Over the years I have read a few books since I started on my own journey that has really helped, been profound or I have found in some way deeply grounding. I guess when we can truly relate to someone else it’s hugely helpful for our own journey. I think this is why I study so many biographies of pioneering people.
This book on Pina Bausch has been eagerly awaited by me since I went to see the 3D film Pina a number of times in the last few years.
So what do I relate to in Pina that has been so profoundly helpful for me? Firstly, her work at times can be quite challenging for the audience she had a deep desire to show very complex difficult themes in humans such as humiliation. I can often read humiliation on people as tattoos. It’s one of the most damaging aspects of education. There is a sense of her taking in vast arrays of human interactions to honestly reveal them. It’s all condensed and presented easily to people for them to absorb. She was fascinated not only by the complexities of emotions but the contradictions within people. I have whole notebooks of these contractions as they determine the needs.
Mostly I was delighted to understand that she disliked labels and never wanted to explain her work to anyone. I personally hate talking about my work. I loathe that question; “what do you do?”. She wanted each person to take their own interpretation and experience for themselves. In the same way, I struggle to explain to people what I’m going to do working with them and everyone describes it as a personal journey in the end.
What struck me when I went to the see the film was the interviews with the dancers who said phrases such as ” I never had the words to express myself before I met Pina”. I think expression is possibly one of the most key elements on the planet for me.
There was a sense for me in watching and reading about Pina that she was frustrated, bored and couldn’t find a channel for her thoughts and ideas. This was when she started to “make something for herself”. She sought a new language, “a new set of vocabulary”. I guess I felt identical when I started my own school. I’d done so much time in everyone else mould of education and I couldn’t find a way to truly express what I wanted to achieve from within the system so I made a school.

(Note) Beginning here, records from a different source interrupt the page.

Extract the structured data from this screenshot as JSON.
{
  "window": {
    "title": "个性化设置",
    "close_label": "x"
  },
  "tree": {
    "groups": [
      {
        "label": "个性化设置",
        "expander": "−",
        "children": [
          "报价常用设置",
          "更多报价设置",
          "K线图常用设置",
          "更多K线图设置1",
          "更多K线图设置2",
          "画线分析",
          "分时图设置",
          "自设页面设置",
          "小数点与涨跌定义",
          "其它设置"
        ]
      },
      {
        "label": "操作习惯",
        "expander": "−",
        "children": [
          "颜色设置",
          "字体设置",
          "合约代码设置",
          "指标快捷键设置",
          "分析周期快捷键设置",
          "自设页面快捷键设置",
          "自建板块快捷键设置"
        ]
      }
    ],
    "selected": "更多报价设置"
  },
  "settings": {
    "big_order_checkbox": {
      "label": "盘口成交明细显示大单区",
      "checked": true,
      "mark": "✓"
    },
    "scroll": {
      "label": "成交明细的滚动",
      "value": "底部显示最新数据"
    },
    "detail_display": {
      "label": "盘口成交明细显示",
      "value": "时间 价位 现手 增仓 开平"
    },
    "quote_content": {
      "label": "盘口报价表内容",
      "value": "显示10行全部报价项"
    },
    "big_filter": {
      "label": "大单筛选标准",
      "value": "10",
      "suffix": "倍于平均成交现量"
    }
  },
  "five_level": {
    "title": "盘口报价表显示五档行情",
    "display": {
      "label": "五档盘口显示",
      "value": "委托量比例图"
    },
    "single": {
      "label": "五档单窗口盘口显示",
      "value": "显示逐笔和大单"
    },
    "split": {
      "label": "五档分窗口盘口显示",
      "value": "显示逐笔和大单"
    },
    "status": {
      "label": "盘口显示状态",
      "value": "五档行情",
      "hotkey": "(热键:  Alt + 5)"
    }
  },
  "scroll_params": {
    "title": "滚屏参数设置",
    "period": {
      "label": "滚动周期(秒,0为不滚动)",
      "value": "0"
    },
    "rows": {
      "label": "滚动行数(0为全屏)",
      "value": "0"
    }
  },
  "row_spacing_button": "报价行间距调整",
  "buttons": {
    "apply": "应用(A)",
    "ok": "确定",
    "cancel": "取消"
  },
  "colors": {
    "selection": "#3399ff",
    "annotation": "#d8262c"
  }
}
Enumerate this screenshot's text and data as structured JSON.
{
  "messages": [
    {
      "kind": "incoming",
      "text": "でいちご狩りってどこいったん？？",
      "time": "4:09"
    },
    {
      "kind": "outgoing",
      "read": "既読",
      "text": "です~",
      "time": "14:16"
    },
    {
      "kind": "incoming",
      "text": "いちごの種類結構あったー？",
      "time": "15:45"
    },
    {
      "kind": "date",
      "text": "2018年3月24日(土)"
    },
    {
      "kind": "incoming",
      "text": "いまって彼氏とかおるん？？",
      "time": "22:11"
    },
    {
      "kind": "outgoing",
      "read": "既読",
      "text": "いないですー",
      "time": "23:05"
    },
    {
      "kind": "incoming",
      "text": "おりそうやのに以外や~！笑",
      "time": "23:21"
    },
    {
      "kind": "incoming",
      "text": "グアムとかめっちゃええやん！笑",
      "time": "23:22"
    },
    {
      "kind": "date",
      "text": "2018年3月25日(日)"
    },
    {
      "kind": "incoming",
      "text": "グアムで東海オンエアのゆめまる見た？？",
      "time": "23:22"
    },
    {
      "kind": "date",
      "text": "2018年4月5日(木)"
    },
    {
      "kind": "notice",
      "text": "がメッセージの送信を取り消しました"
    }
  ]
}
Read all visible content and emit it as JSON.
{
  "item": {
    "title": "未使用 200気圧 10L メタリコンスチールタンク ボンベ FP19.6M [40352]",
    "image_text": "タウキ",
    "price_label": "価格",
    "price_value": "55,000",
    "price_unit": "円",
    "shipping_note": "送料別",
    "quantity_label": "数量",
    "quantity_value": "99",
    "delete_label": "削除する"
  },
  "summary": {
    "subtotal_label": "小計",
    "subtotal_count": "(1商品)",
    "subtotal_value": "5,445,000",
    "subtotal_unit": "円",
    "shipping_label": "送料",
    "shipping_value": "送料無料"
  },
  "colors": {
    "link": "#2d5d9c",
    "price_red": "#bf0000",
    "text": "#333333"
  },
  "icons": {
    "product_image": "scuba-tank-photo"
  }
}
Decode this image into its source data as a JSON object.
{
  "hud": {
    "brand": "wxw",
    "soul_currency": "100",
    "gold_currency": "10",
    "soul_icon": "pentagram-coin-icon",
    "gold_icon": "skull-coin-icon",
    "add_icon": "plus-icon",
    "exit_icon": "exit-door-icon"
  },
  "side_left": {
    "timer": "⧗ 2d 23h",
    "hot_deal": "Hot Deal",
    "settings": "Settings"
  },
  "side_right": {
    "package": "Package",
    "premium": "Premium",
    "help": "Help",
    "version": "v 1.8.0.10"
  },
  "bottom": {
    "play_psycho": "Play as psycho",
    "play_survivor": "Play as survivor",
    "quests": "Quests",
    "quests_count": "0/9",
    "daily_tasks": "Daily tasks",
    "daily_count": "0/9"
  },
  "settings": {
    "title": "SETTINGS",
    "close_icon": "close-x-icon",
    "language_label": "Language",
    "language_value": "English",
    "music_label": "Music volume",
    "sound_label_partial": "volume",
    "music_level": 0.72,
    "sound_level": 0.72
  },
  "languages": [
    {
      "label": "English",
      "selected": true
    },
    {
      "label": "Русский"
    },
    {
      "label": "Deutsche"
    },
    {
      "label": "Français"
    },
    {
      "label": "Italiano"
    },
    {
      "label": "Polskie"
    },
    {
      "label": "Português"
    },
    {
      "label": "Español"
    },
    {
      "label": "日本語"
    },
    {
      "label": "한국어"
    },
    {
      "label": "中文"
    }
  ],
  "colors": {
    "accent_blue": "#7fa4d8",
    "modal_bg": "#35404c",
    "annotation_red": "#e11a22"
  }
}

Most of all I love the way she worked with her team of dancers. She started everything with questions. She revelled in difference. She wanted to look right into people and see something that made her curious about them. This approach of questions and x-ray stare will be familiar to anyone who’s worked with me.
Her team was completely international and the universal themes in the work brought by this mix of people could transcend across the globe. Pina says ” You have to care for them and very slowly allow them to grow. Which requires huge mutual trust”. There are so few people who have this core of strength within themselves that they can give others freedom to grow. People’s insecurities all too often cause them to need to control others. A huge dilemma within the conventional education models.
Pina developed work with people. It was a process that I find I can truly relate too. It’s often hard for people to hear that I construct what I will do with them as the sessions develop. It’s clear to me always where we need to go. Pina didn’t start at the beginning of the work either. Which I can also completely relate too. I always keep the end goal in mind. That is what we are working back from.
Pina understood the importance of research and learning by working with international people. She talks about not being a tourist but having the opportunity to work within different cultures. This was also the reason I took such a huge step in closing my school. I didn’t want to become localised. I knew it was important to have the knowledge that working internationally with people would bring to me.
Pina seems to have been acutely aware of the differences of working with Men and Women. I create completely different sessions for both genders and see great differences as developing children too. I think the furthest we have really got into this understanding in the education system is whether to put them together or not.
Pina had a great understanding of what an audience needed to relate to a piece. She knew that the what was being conveyed would be universally understood if they had seen something honest, true and quite exposing from the dancers themselves. This is something I really struggle to explain to people. How can you make a person you haven’t worked with yet understand that through trust, respect and a well-crafted journey that they will own their experiences more deeply?
One of the reasons I read biographies is to understand the importance of having the courage to follow your own ideas, ways of thinking, ways of seeing the world. But Pina also followed her intuition and dreams which I totally relate to too.
Of course, there are simple similarities I relate to too such as the need to work independently to think up new ideas, often late at night. The fact that she was described as horrendously organised! The fact that it’s almost impossible to separate out the work and person life. All these speak of a person that I would have loved to have known in person.
Ironically, The challenge for me is to find a way to express what I do in a way that allows others to experience it. That I don’t have the outlet or forum of a stage to create this is somewhat of a challenge. Similar to Pina I don’t like labels and I don’t want to explain everything. I want others to feel something different, more balanced that they can take on board for themselves. Ownership of your own expression is very important for me.
Pina Bausch created a legacy in an archive of work and a foundation. Every prop or piece of scenery was saved from her shows even as she was developing her works. She set out precisely what she wanted to belong in the archive and how she even wanted to see it structured.
It’s clear to me that I need a foundation for my work long term. Not for the monitory reasons that I’ve been encouraged to have one in the past but for the set guidelines on how my methods should be used for other generations. A protection to the integrity of the work.
I deeply grateful to Marion Mayer & Penny Black (translator) for the long anticipated book.